Since travel is supposed to bring a change of pace, we thought about going someplace new this summer — maybe the Texas prairie, the caves of New Mexico, the California Coast.
But last month, our family ended up in the same house on the same stretch of North Carolina’s New River, sharing a week with the same friends we’ve vacationed with many times before.
Maybe, in a season of odd headlines, we yearned for the familiar. It was a comfort, at the end of a long drive, to find the river and the rental house there for us, like a book on the family shelf that waits for months until you notice it again.
The drive itself was a string of pleasures in a minor key:
A bushel of fresh peaches from a roadside stand, warm and fragrant from an afternoon in the trunk. Ice cream from the kinds of drive-ins you can still find in small towns, where progress has yet to render the small charms extinct. Rural road names, like Fox Trot, Dog Run and Buck Rub, that give music to the miles.
The New River seems built for nothing but fun. It’s often too shallow for shipping or motorboats, becoming instead a place for slower pursuits — fishing, canoeing or our family’s favorite pastime, tubing.
I’ve always thought there was something slightly subversive about tubing, how it takes what was once used for quick transportation, the inside of a truck tire, and reuses it for a long glide down the river. It’s a wry reminder that sometimes, the best trip is the least hurried one.

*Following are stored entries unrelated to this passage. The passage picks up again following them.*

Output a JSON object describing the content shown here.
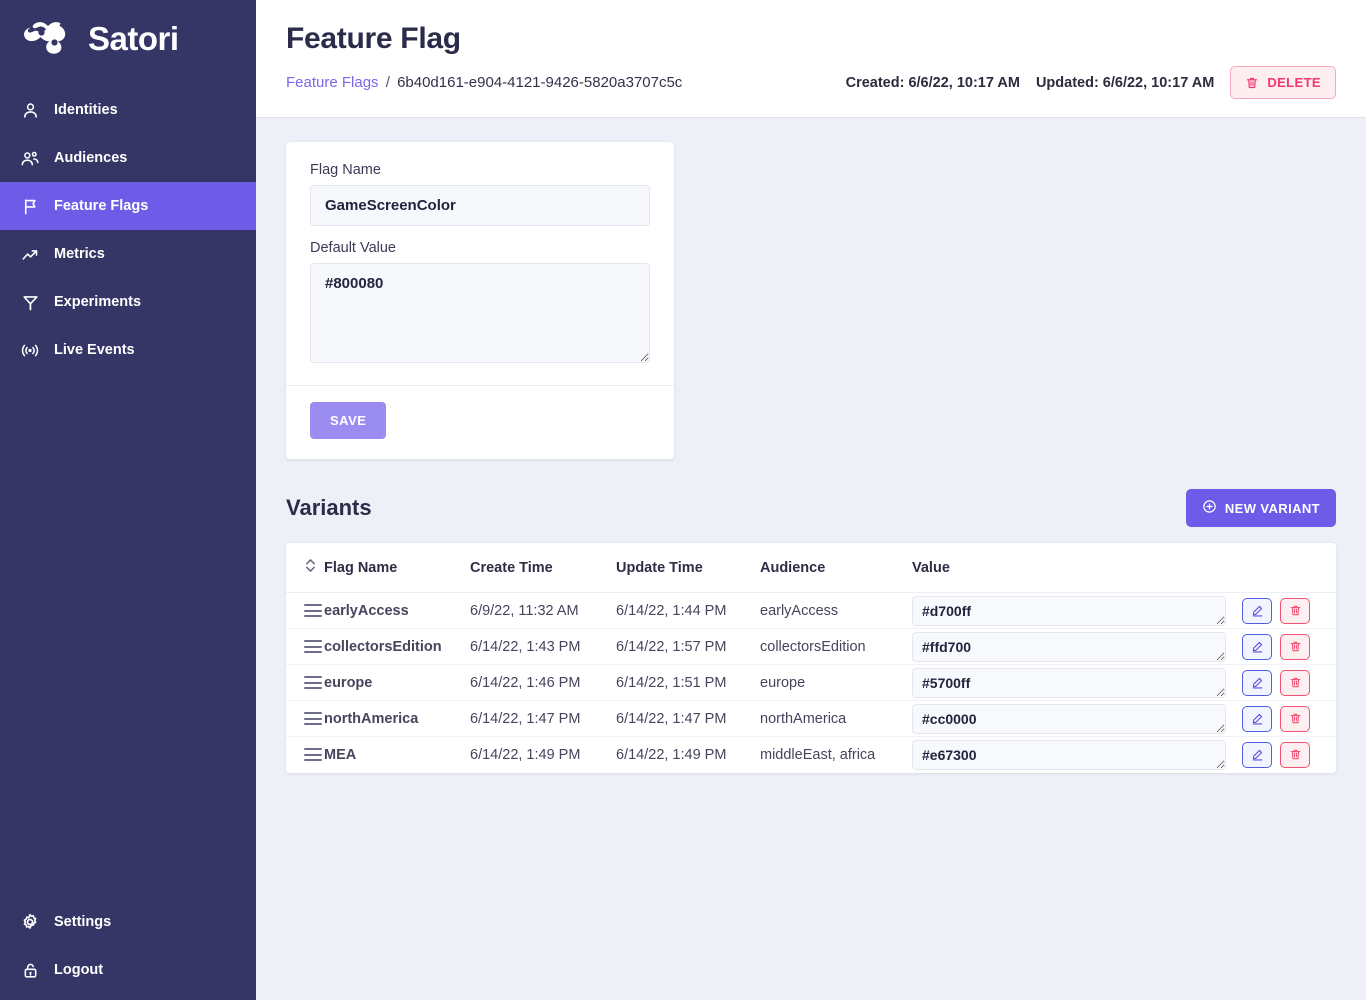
{
  "brand": {
    "name": "Satori",
    "logo_icon": "satori-knot-logo"
  },
  "sidebar": {
    "items": [
      {
        "label": "Identities",
        "icon": "user-icon",
        "active": false
      },
      {
        "label": "Audiences",
        "icon": "users-icon",
        "active": false
      },
      {
        "label": "Feature Flags",
        "icon": "flag-icon",
        "active": true
      },
      {
        "label": "Metrics",
        "icon": "trending-up-icon",
        "active": false
      },
      {
        "label": "Experiments",
        "icon": "funnel-icon",
        "active": false
      },
      {
        "label": "Live Events",
        "icon": "broadcast-icon",
        "active": false
      }
    ],
    "bottom_items": [
      {
        "label": "Settings",
        "icon": "gear-icon"
      },
      {
        "label": "Logout",
        "icon": "lock-icon"
      }
    ]
  },
  "header": {
    "title": "Feature Flag",
    "breadcrumb_link": "Feature Flags",
    "breadcrumb_separator": "/",
    "breadcrumb_id": "6b40d161-e904-4121-9426-5820a3707c5c",
    "created": "Created: 6/6/22, 10:17 AM",
    "updated": "Updated: 6/6/22, 10:17 AM",
    "delete_label": "DELETE",
    "delete_icon": "trash-icon"
  },
  "form": {
    "flag_name_label": "Flag Name",
    "flag_name_value": "GameScreenColor",
    "flag_name_placeholder": "Flag Name",
    "default_value_label": "Default Value",
    "default_value_value": "#800080",
    "default_value_placeholder": "Default Value",
    "save_label": "SAVE"
  },
  "variants": {
    "title": "Variants",
    "new_variant_label": "NEW VARIANT",
    "new_variant_icon": "plus-circle-icon",
    "sort_icon": "sort-updown-icon",
    "columns": [
      "Flag Name",
      "Create Time",
      "Update Time",
      "Audience",
      "Value"
    ],
    "rows": [
      {
        "handle_icon": "drag-handle-icon",
        "name": "earlyAccess",
        "create": "6/9/22, 11:32 AM",
        "update": "6/14/22, 1:44 PM",
        "audience": "earlyAccess",
        "value": "#d700ff",
        "edit_icon": "pencil-icon",
        "delete_icon": "trash-icon"
      },
      {
        "handle_icon": "drag-handle-icon",
        "name": "collectorsEdition",
        "create": "6/14/22, 1:43 PM",
        "update": "6/14/22, 1:57 PM",
        "audience": "collectorsEdition",
        "value": "#ffd700",
        "edit_icon": "pencil-icon",
        "delete_icon": "trash-icon"
      },
      {
        "handle_icon": "drag-handle-icon",
        "name": "europe",
        "create": "6/14/22, 1:46 PM",
        "update": "6/14/22, 1:51 PM",
        "audience": "europe",
        "value": "#5700ff",
        "edit_icon": "pencil-icon",
        "delete_icon": "trash-icon"
      },
      {
        "handle_icon": "drag-handle-icon",
        "name": "northAmerica",
        "create": "6/14/22, 1:47 PM",
        "update": "6/14/22, 1:47 PM",
        "audience": "northAmerica",
        "value": "#cc0000",
        "edit_icon": "pencil-icon",
        "delete_icon": "trash-icon"
      },
      {
        "handle_icon": "drag-handle-icon",
        "name": "MEA",
        "create": "6/14/22, 1:49 PM",
        "update": "6/14/22, 1:49 PM",
        "audience": "middleEast, africa",
        "value": "#e67300",
        "edit_icon": "pencil-icon",
        "delete_icon": "trash-icon"
      }
    ]
  },
  "colors": {
    "sidebar_bg": "#353566",
    "accent": "#6e5ce8",
    "accent_muted": "#9a8cf0",
    "link": "#7b68ee",
    "danger": "#f2386c",
    "page_bg": "#eef0f8"
  }
}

I have to relearn that lesson every summer that I tube in the New. On my first floats of the week, I find myself paddling with my palms, intent on quickening course. Only after a while do I realize that I’m on vacation, with no real schedule. And tubing, perhaps more than any other scheme of travel, teaches you that the trip, not the destination, is the real point.
So we surrender to the timing of the current, which has the general velocity of pancake syrup. The New isn’t much interested in winning any races. As the week unfolds, neither are we.
It’s easy, on every one of these river vacations, to think that we’re not moving at all. Maybe that’s another reason we come here so much — to trick ourselves into believing that we can stop time itself.
That’s an illusion, I know, as a glance at our son and daughter, floating beside me, makes clear. Children when we began this summer tradition, they’re now among the tallest creatures on the river.
But if I can’t completely conquer the clock and the calendar during my week on the New, maybe I can, at the very least, briefly hold them at bay.
It’s what brings me back year after year, even when there are new places to go.